Sophia Loren è il nostro orgoglio. Quando vai all’estero, tante volte ti umiliano perché sei italiano per colpa del governo o delle mafie. Ma se dici Sophia Loren tutti ti ammirano e ti rispettano. Sophia Loren e Laura Pausini. Io la Loren la farei senatrice, guarda te.... Rino Barillari, paparazzo (Massimo M. Veronese). Il Giornale.
Enzo Biagi, durante la guerra, era retribuito non soltanto dal suo giornale, ma prendeva compensi anche dal regime fascista, tuttavia guai a ricordarglielo, cadeva nell’imbarazzo, non voleva che si sapesse in giro. Enzo allora era fascista, come tutti, del resto. Questo non mi sorprende né mi scandalizza. Vittorio Feltri, Il borghese. Mondadori, 2018.
Il primo Corriere che ho incontrato era un giornale in cui non si poteva ancora scrivere, per esempio, «in seno a»; o parole come «verifica» che, in caso di a capo, avrebbero potuto dividersi in modo imbarazzante. Un giornale in cui, qualunque cosa fosse capitata al mondo, la pagina 2 era occupata dalla politica e la pagina 3 dalla cultura: elzeviro, spalla e recensioni. Michele Brambilla, Sempre meglio che lavorare – Il mestiere del giornalista. Piemme, 2008.
Enrico Letta non aveva mai battuto chiodo. Non perché non avesse il martello ma perché nel suo partito di origine si era sempre preferito l’aspersorio. Aveva il potere soporifero del Pentothal. Dopo dieci minuti era il primo ad addormentarsi e neanche un bomba di Trump o un missile di Kim lo avrebbe svegliato. Non andava bene e bisognava quindi sostituirlo con uno che avesse più pepe, e non solo nel piatto dei cannellini all’uccelletto.Roberto Gervaso, Le cose come stanno. Mondadori, 2017.

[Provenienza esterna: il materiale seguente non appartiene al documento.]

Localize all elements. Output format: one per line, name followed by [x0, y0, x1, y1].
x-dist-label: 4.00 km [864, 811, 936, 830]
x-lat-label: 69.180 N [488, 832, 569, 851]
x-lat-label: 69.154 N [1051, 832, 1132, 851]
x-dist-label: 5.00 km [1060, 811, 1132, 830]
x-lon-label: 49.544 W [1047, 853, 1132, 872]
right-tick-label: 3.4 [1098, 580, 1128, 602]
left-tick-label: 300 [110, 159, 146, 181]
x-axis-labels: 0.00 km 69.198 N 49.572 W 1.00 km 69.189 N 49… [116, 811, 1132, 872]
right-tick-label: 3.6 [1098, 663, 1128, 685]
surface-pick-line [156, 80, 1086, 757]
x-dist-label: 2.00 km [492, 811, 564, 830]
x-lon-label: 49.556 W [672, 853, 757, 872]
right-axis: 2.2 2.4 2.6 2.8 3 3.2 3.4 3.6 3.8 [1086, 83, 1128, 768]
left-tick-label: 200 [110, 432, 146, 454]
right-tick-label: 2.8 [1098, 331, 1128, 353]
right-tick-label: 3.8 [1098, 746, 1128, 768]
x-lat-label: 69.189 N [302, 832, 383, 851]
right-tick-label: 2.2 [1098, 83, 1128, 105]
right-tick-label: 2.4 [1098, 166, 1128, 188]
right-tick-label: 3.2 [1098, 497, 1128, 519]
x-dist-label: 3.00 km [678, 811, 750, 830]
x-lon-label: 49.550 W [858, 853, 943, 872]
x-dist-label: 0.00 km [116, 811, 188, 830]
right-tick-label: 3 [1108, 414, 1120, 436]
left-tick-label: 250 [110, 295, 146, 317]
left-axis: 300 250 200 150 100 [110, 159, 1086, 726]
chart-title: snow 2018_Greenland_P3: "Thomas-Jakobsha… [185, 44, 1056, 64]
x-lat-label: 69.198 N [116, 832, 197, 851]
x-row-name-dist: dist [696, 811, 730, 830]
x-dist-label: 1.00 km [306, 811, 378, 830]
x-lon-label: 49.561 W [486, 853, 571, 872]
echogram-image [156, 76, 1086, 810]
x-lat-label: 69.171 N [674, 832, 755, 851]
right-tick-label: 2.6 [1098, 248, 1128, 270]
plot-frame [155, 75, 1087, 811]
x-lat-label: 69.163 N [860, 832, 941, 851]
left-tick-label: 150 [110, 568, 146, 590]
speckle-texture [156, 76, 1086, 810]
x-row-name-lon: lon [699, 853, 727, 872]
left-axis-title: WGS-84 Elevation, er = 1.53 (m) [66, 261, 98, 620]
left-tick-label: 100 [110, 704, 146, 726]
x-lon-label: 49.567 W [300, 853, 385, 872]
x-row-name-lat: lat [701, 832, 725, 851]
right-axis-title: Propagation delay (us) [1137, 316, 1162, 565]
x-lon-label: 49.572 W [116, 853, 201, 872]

Boeri è architetto-politico, è stato per breve tempo assessore a Milano, ma oggi ha trovato un suo ubi consistam in un potere molto più diffuso e più sottile, soft, nazionale e transnazionale: oltre alla presidenza della Triennale di Milano, guida una specie di boy band che scova creativi talentuosi in giro per l’Italia, li forma in una factory tra politica, design, architettura e arte contemporanea e poi li risputa dove servono. Michele Masneri. Il Foglio.
Forse le immagini della sinistra sono implose perché è finita la militanza, che evidentemente, nel suo fideistico grigiore, nella sua disciplina perfino sacrificale, garantiva fegato e coraggio; mentre la comunicazione alla lunga dissecca l’uno e l’altro. Forse sono anche il culto dell’immediatezza e l’abbandono di quello che Amendola chiamava «il duro studio al tavolino» a far apparire il messaggio così finto da preferire il niente. Filippo Ceccarelli. la Repubblica.
Presi un treno da Israele per Varsavia. Era il 1961. Qualche anno prima Gomulka era andato al potere. In molti sperarono che le cose sarebbero migliorate. Non parlavo una parola della lingua. Il primo anno mi fecero assistere da esterno alla loro scuola teatrale. Credevo nel socialismo e scoprii la corruzione, la censura, la stupidità del regime. Decisi di lasciare la Polonia e di tornare in Norvegia. Era il Natale del 1961. Stavo in un bar a Cracovia, abbastanza disperato per tutto quello che di fallimentare mi stava accadendo. Vidi un giovane con gli occhiali spessi, la barba dostoevskiana, i capelli lunghi e scomposti. Mi incuriosì. Anche lui era solo. Mi avvicinai al suo tavolo. Scambiammo qualche battuta e poi si presentò: sono Jerzy Grotowski. Eugenio Barba, regista teatrale (Antonio Gnoli). la Repubblica.
Victor Sklovskij ricorda che nel taccuino di Cecov si trova la storia di un tale che aveva percorso per quindici o per vent’anni la stessa strada, aveva letto ogni giorno un’insegna con la scritta «Grande scelta di zingari», e si era chiesto: «Ma chi può avere bisogno di una grande varietà di zingari?». Quando, un giorno, l’insegna era stata tolta e appoggiata al muro, quel tale aveva letto finalmente: «Grande scelta di sigari». Il poeta, secondo Skovskij, è colui che sposta le insegne, è quello che istiga la rivolta delle cose. Paolo Nori, La grande Russia portatile. Salani editore, 2018.
I lunghi inverni nella neve dell’Ascolano hanno lasciato il bisogno di reagire con un’allegria corale. Tanti funzionari pubblici trasferiti, si ritrovano qui a fine carriera. Luca Goldoni, Viaggio in provincia. Mondadori.
Dopo i corvi, vengono le aquile. Roberto Gervaso. Il Messaggero.